O ministro Cristiano Zanin, do Supremo Tribunal Federal (STF), pediu para a Justiça Eleitoral do Paraná a responsabilização de envolvidos após o ex-procurador Deltan Dallagnol (Novo) anexar documentos sigilosos do magistrado em seu processo de registro de candidatura ao Senado. Deltan apresentou documentos com os sigilos fiscal e bancário de Zanin como anexos da defesa que contestou as impugnações de sua candidatura.
O caso foi revelado pelo portal Metrópoles. Os documentos ficaram públicos no sistema da Justiça Eleitoral.
Originalmente, os documentos sigilosos fizeram parte de um processo contra Deltan no Conselho Nacional do Ministério Público (CNMP).
Deltan era chefe da Lava Jato no Paraná.

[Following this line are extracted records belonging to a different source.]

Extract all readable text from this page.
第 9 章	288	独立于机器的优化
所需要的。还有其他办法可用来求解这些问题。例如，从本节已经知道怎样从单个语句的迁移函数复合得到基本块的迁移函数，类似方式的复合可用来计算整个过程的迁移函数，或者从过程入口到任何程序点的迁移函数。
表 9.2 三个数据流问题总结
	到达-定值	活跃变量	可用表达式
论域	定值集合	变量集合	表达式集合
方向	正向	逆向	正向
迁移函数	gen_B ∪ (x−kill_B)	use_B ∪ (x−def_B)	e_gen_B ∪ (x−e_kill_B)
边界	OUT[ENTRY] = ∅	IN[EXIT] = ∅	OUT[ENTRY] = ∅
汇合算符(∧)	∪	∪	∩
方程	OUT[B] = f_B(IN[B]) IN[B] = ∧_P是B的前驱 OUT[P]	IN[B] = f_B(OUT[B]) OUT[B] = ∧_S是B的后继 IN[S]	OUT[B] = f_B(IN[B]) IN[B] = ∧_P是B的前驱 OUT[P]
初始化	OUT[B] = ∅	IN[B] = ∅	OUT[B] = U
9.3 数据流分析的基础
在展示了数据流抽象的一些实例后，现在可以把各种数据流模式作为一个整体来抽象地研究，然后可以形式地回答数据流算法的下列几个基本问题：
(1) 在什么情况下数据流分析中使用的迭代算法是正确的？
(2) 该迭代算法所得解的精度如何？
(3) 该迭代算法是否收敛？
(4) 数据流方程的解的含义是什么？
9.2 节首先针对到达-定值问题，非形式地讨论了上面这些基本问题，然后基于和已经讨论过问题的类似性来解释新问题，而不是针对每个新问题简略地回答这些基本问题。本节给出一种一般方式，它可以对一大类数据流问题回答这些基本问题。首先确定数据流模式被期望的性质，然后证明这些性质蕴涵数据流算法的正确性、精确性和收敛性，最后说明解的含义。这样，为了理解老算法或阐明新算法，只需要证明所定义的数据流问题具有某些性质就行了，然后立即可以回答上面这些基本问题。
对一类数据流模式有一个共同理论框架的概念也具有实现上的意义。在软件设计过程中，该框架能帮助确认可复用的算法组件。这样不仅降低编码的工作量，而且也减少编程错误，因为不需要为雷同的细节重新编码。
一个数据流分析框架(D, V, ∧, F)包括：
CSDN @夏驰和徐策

Zanin era advogado do presidente Luiz Inácio Lula da Silva (PT), na época um dos alvos da operação.
Os dados foram extraídos em 2019 pela Operação Lava Jato no Rio e depois anulados pela Justiça.

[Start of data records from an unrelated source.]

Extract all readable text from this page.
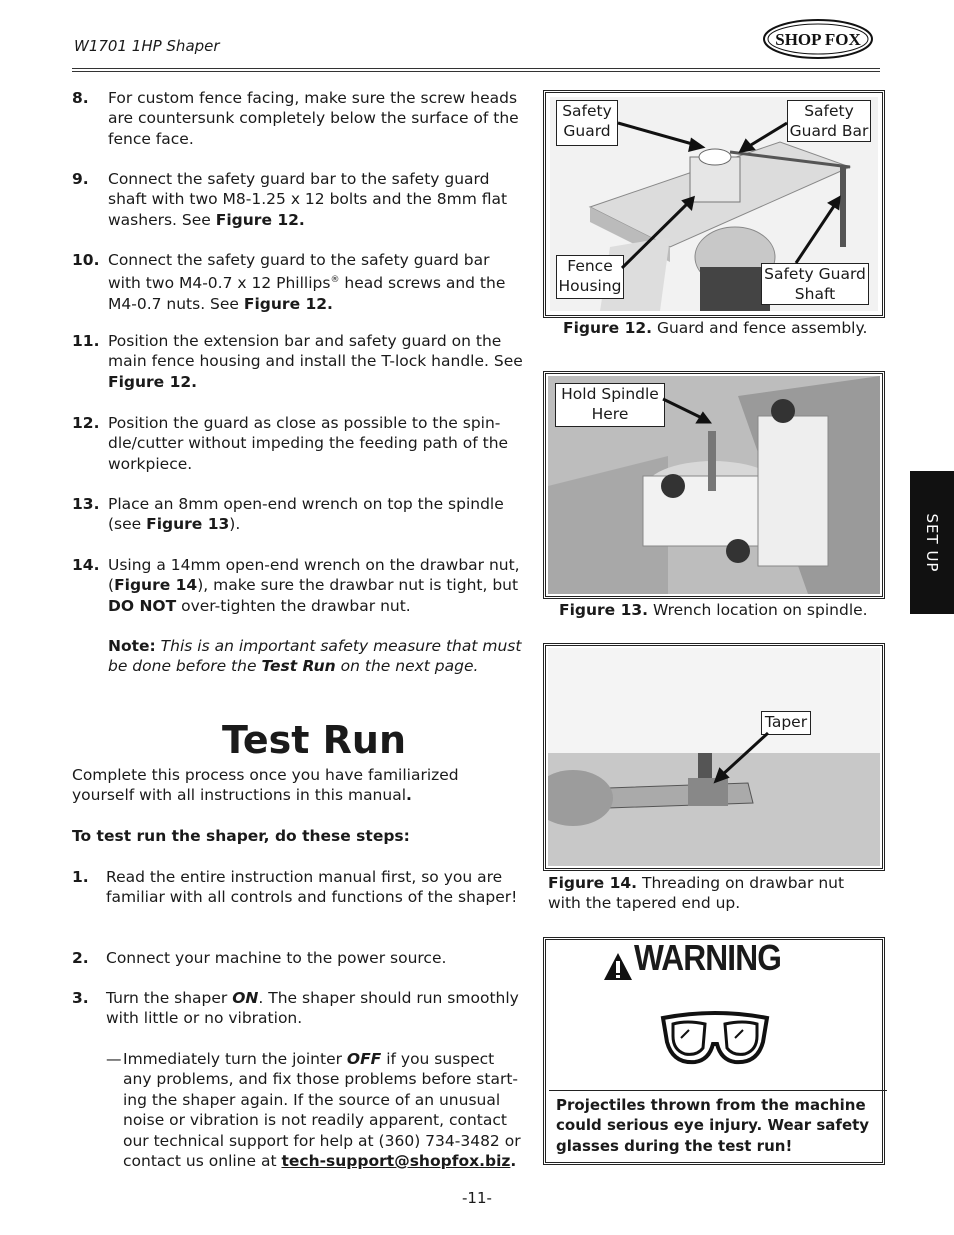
W1701 1HP Shaper	SHOP FOX
8. For custom fence facing, make sure the screw heads are countersunk completely below the surface of the fence face.
9. Connect the safety guard bar to the safety guard shaft with two M8-1.25 x 12 bolts and the 8mm flat washers. See Figure 12.
10. Connect the safety guard to the safety guard bar with two M4-0.7 x 12 Phillips® head screws and the M4-0.7 nuts. See Figure 12.
11. Position the extension bar and safety guard on the main fence housing and install the T-lock handle. See Figure 12.
12. Position the guard as close as possible to the spin-dle/cutter without impeding the feeding path of the workpiece.
13. Place an 8mm open-end wrench on top the spindle (see Figure 13).
14. Using a 14mm open-end wrench on the drawbar nut, (Figure 14), make sure the drawbar nut is tight, but DO NOT over-tighten the drawbar nut.
Note: This is an important safety measure that must be done before the Test Run on the next page.
Test Run
Complete this process once you have familiarized yourself with all instructions in this manual.
To test run the shaper, do these steps:
1. Read the entire instruction manual first, so you are familiar with all controls and functions of the shaper!
2. Connect your machine to the power source.
3. Turn the shaper ON. The shaper should run smoothly with little or no vibration.
— Immediately turn the jointer OFF if you suspect any problems, and fix those problems before start-ing the shaper again. If the source of an unusual noise or vibration is not readily apparent, contact our technical support for help at (360) 734-3482 or contact us online at tech-support@shopfox.biz.
Safety Guard
Safety Guard Bar
Fence Housing
Safety Guard Shaft
Figure 12. Guard and fence assembly.
Hold Spindle Here
Figure 13. Wrench location on spindle.
Taper
Figure 14. Threading on drawbar nut with the tapered end up.
WARNING
Projectiles thrown from the machine could serious eye injury. Wear safety glasses during the test run!
SET UP
-11-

Neste sábado, 5, o ministro Cristiano Zanin encaminhou um ofício ao presidente do Tribunal Regional Eleitoral do Paraná (TRE-PR), Luciano Carrasco Falavinha Souza, pedindo providências para "sanar essa ilegalidade" e "a responsabilização dos envolvidos, inclusive no âmbito criminal".
Em seguida, a desembargadora Vanessa Jamus Marchi, relatora do processo da candidatura de Deltan no TRE, determinou a imposição de sigilo sobre os documentos, mantendo a visualização restrita às partes do processo.

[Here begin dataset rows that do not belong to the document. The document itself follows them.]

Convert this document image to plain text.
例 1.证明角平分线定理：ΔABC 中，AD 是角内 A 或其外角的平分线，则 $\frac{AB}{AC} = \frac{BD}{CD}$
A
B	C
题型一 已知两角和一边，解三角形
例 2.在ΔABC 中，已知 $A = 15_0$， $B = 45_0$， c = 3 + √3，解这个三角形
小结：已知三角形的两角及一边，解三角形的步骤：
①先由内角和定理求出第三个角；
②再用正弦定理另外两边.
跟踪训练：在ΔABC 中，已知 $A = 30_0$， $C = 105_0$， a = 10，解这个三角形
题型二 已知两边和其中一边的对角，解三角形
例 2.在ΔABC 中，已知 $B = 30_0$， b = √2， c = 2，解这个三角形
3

Em nota, a defesa de Deltan afirmou que o candidato apresentou à Justiça Eleitoral cópias de procedimentos do Conselho Nacional do Ministério Público para responder às impugnações de sua candidatura.
"A defesa do candidato jamais teve a intenção de expor dados do então advogado, mas sim de exercer com plenitude o direito político de candidatura, demonstrando cabalmente sua elegibilidade", diz a nota.
Segundo os advogados do candidato, entre os procedimentos anexados, estava uma reclamação disciplinar proposta por Zanin contra Deltan e outros procuradores, "que tinha milhares de páginas", incluindo os dados fiscais e bancários do ministro, na época advogado de Lula.
"As cópias das reclamações foram apresentadas de forma integral pelos advogados para não omitir nenhum dado ou informação que pudesse ser relevante para a avaliação de seu conteúdo, de forma transparente e zelosa", afirmou a defesa de Deltan.
O Tribunal Regional Eleitoral do Paraná afirmou que "determinou a imediata atribuição de sigilo a documentos do processo, que soma mais de 5 mil páginas".
A Justiça Eleitoral informou ainda que encaminhou o ocorrido ao Ministério Público "para as providências cabíveis com relação ao vazamento de dados fiscais sigilosos de terceiros."
Segundo o tribunal, o protocolo de documentos no sistema é realizado pelos próprios advogados dos candidatos, e cabe a eles a atribuição de sigilo aos documentos juntados.